Moscow clearly decided that only an outsider like Vasiliyev, who is of mixed Russian and Kazakh nationality and who has made his career primarily at the center, could bring about positive change. But there are two reasons why that strategy may not be working. On the one hand, the ethnic clans who have long run things in Dagestan are deeply entrenched, and any serious attack on them would plunge the republic into chaos, possibly blocking the key land route between Russia and Azerbaijan. (Long lines at border crossings between the two may in fact be the work of the ethnic clans.) And on the other, Vasiliyev’s appointment has spread fears in other republics across the region that they are going to have outsiders imposed on them, fears that are powering demands in several places for the restoration of the direct election of governors rather than their appointment by Moscow.

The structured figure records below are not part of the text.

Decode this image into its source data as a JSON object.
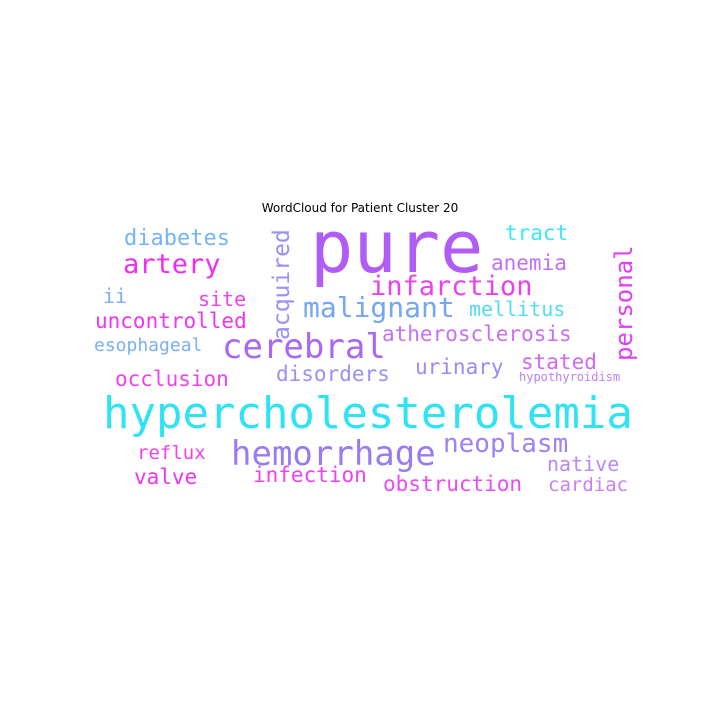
{
  "chart_data": {
    "type": "wordcloud",
    "title": "WordCloud for Patient Cluster 20",
    "words": [
      {
        "text": "pure",
        "color": "#b05cf5"
      },
      {
        "text": "hypercholesterolemia",
        "color": "#2ee3f5"
      },
      {
        "text": "cerebral",
        "color": "#a868f5"
      },
      {
        "text": "hemorrhage",
        "color": "#9a7af2"
      },
      {
        "text": "malignant",
        "color": "#74a6f2"
      },
      {
        "text": "infarction",
        "color": "#e842f0"
      },
      {
        "text": "artery",
        "color": "#f02cf0"
      },
      {
        "text": "neoplasm",
        "color": "#a080f5"
      },
      {
        "text": "personal",
        "color": "#e03ef2"
      },
      {
        "text": "acquired",
        "color": "#9a90f5"
      },
      {
        "text": "diabetes",
        "color": "#74b6f5"
      },
      {
        "text": "anemia",
        "color": "#c070f5"
      },
      {
        "text": "tract",
        "color": "#3ce8f5"
      },
      {
        "text": "atherosclerosis",
        "color": "#c870f5"
      },
      {
        "text": "uncontrolled",
        "color": "#f034f0"
      },
      {
        "text": "disorders",
        "color": "#9a90f5"
      },
      {
        "text": "urinary",
        "color": "#a088f5"
      },
      {
        "text": "stated",
        "color": "#d068f5"
      },
      {
        "text": "occlusion",
        "color": "#f040f0"
      },
      {
        "text": "mellitus",
        "color": "#50dcf5"
      },
      {
        "text": "site",
        "color": "#f040f0"
      },
      {
        "text": "ii",
        "color": "#7aaef5"
      },
      {
        "text": "esophageal",
        "color": "#7aaef5"
      },
      {
        "text": "infection",
        "color": "#f040f0"
      },
      {
        "text": "obstruction",
        "color": "#e84cf2"
      },
      {
        "text": "valve",
        "color": "#f034f0"
      },
      {
        "text": "reflux",
        "color": "#f040f0"
      },
      {
        "text": "native",
        "color": "#b888f5"
      },
      {
        "text": "cardiac",
        "color": "#c880f5"
      },
      {
        "text": "hypothyroidism",
        "color": "#c080f5"
      }
    ]
  }
}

Chechnya’s Ramzan Kadyrov remained outside of Moscow’s full control during 2017. Over the past year, he oppressed his subjects even more than Russians are elsewhere, dispatched his agents to attack those he does not like far beyond the borders of his republic, and staked out policy positions often at odds with and to the detriment of Moscow. He attracted most attention in 2017 for his attacks on members of the LGBT community there. On the one hand, he denied this group even existed in Chechnya; but on the other hand, his government created special re-education camps and looked the other way at murderous attacks on gay Chechen men. Moreover, Kadyrov demanded and extracted apologies both from those under his control and the Moscow media for attacks on Chechens he considered unacceptable—an Orwellian approach within the republic and one that has led other non-Russians there, including most recently the Kalmyks, to demand the same from the central media. That in turn has generated a Russian backlash, with nationalists demanding that the media not apologize for jokes about ethnic groups.
But despite these moves and other independent and hyperbolic statements, Kadyrov remains Putin’s man in the Caucasus, either because the Kremlin leader is happy to have him test the waters for even more repressive actions elsewhere or because Putin fears that ousting Kadyrov could restart a new and even broader Chechen war. Clearly, the North Caucasus is still a major threat to Russia more generally. Ever more Russians say that what has happened since Putin came to power has not been the restoration of Russian control over Chechnya but rather “the Chechenization of Russia.” These critics point to the enormous subsidies Moscow sends Grozny and other North Caucasus capitals in the hopes of buying their loyalty or at least their acquiescence to Russia’s continuing military operations there.
However, perhaps the most important development to come out of the North Caucasus this past year had little or nothing to do with the militants or with these local regimes. It came in the form of the strike by long-haul truckers against the Platon pay system. Drivers from Dagestan, Ingushetia, and Karachaevo-Cherkessia played a central role in this strike both in the spring and summer and again in December (see Commentaries, December 14, 2017). All this is a reminder that the North Caucasus is not just about Islamism and nationalism but also about poverty and the quest for justice—difficult issues that guarantee the year ahead is likely to be hotter and more uncomfortable for Moscow than the one just past.